Peki sizce kadınlar nasıl yakalanıyordu? Üzülerek söylüyorum ki bunun için tek bir ihbar yeterli oluyordu. Ve yakalanan kadınlar sayısız işkence görerek artık gördükleri işkencenin son bulması için cadı olduklarını söylemek zorunda kalıyor ve ölüme terk ediliyorlardı. Bu ihbarlar, genellikle birbirini sevmeyen kişiler tarafından yapılıyordu. Yakalanan kadının mal varlığının belli bir kısmı devlete belli bir kısmı ise ihbar eden kişiye verilmekteydi. Bu da ihbar sayısının artmasına neden olan diğer bir durumdu. Başka bir deyişle milyonlarca insanı şeytanla işbirliği yaptıkları gerekçesiyle ölüme mahkum eden bu düzen asıl kendilerinin şeytanla işbirliği yaptıklarını görmezden geliyor açgözlü ve hilekar olmaya devam ediyordu.

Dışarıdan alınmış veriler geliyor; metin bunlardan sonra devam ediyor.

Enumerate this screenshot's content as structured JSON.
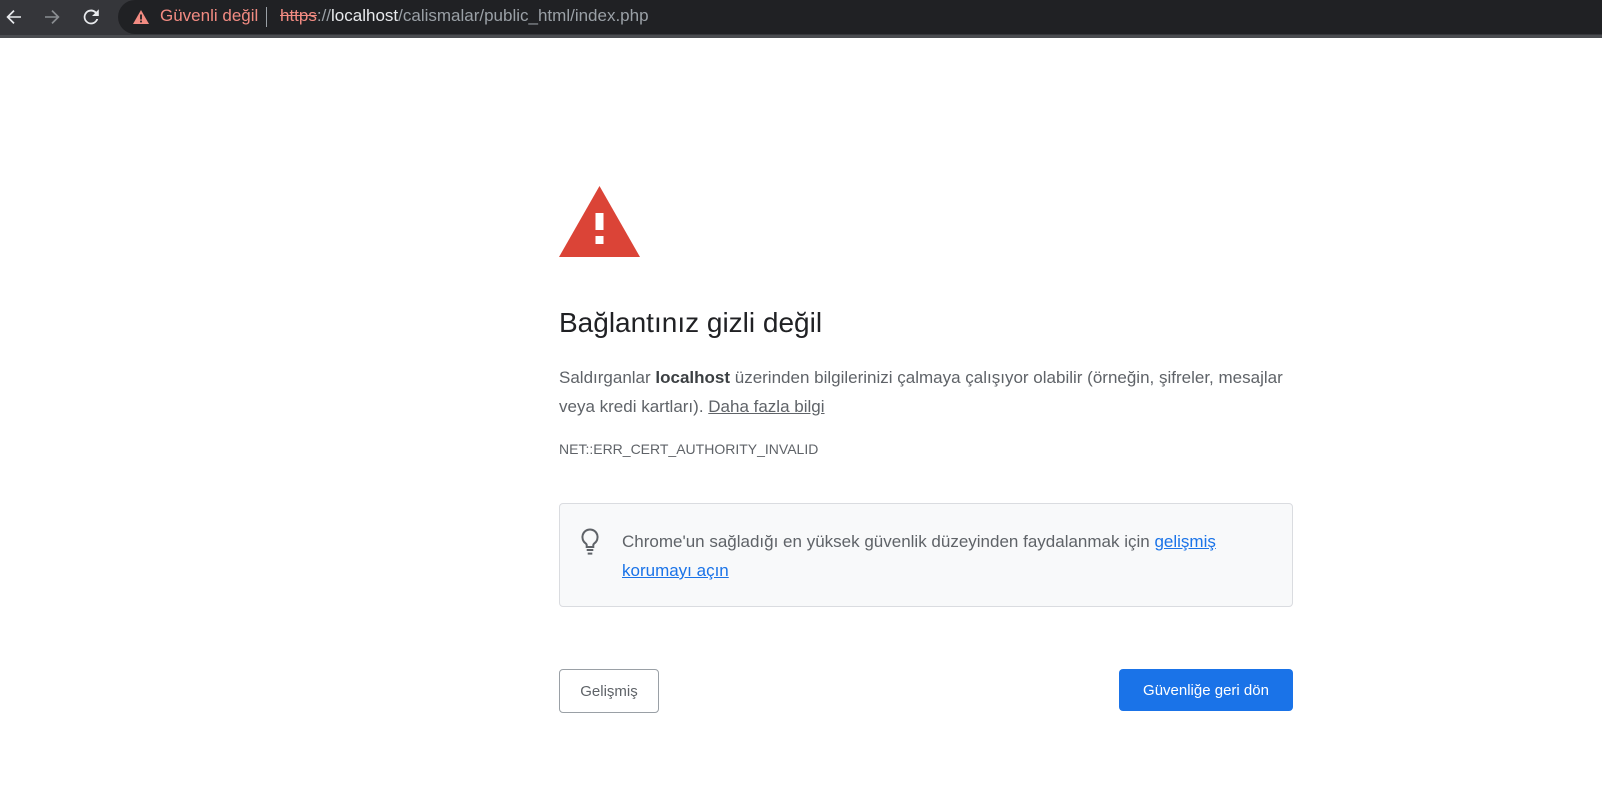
{
  "browser": {
    "security_status": "Güvenli değil",
    "url": {
      "scheme": "https",
      "separator": "://",
      "host": "localhost",
      "path": "/calismalar/public_html/index.php"
    },
    "nav_icons": [
      "back-arrow-icon",
      "forward-arrow-icon",
      "reload-icon"
    ],
    "status_color": "#f28b82"
  },
  "interstitial": {
    "icon": "warning-triangle-icon",
    "icon_color": "#db4437",
    "heading": "Bağlantınız gizli değil",
    "explanation": {
      "prefix": "Saldırganlar ",
      "host": "localhost",
      "suffix": " üzerinden bilgilerinizi çalmaya çalışıyor olabilir (örneğin, şifreler, mesajlar veya kredi kartları). ",
      "learn_more": "Daha fazla bilgi"
    },
    "error_code": "NET::ERR_CERT_AUTHORITY_INVALID",
    "promo": {
      "icon": "lightbulb-icon",
      "text": "Chrome'un sağladığı en yüksek güvenlik düzeyinden faydalanmak için ",
      "link": "gelişmiş korumayı açın"
    },
    "buttons": {
      "advanced": "Gelişmiş",
      "back_to_safety": "Güvenliğe geri dön"
    },
    "accent_color": "#1a73e8"
  }
}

BAZI YAPILAN İŞKENCE TÜRLERİ
1)Kadınlardan kaynar suya atılan bir nesneyi almaları istenirdi. Eğer kaynar su sonucunda oluşan yara çabuk iyileşirse suçsuz sayılırdı.(ki bu takdir edersiniz ki imkansız bir durum)
2) Kadınlar elleri ve kolları bağlanarak suya atılırdı. Eğer suyun yüzeyine çıkarsa cadı olduğu gerekçesiyle öldürülürdü. Boğulursa suçsuz sayılırdı.
3) Bir iğne, şeytanın izi olduğu düşünülen lekelere batırılırdı. Eğer acı hissetmezse cadı olduğu kanıtlanırdı.
4) Ateş üzerinde yürümesi sonucu oluşan yanık yaralar hemen iyileşirse masumluğu kanıtlanıyordu.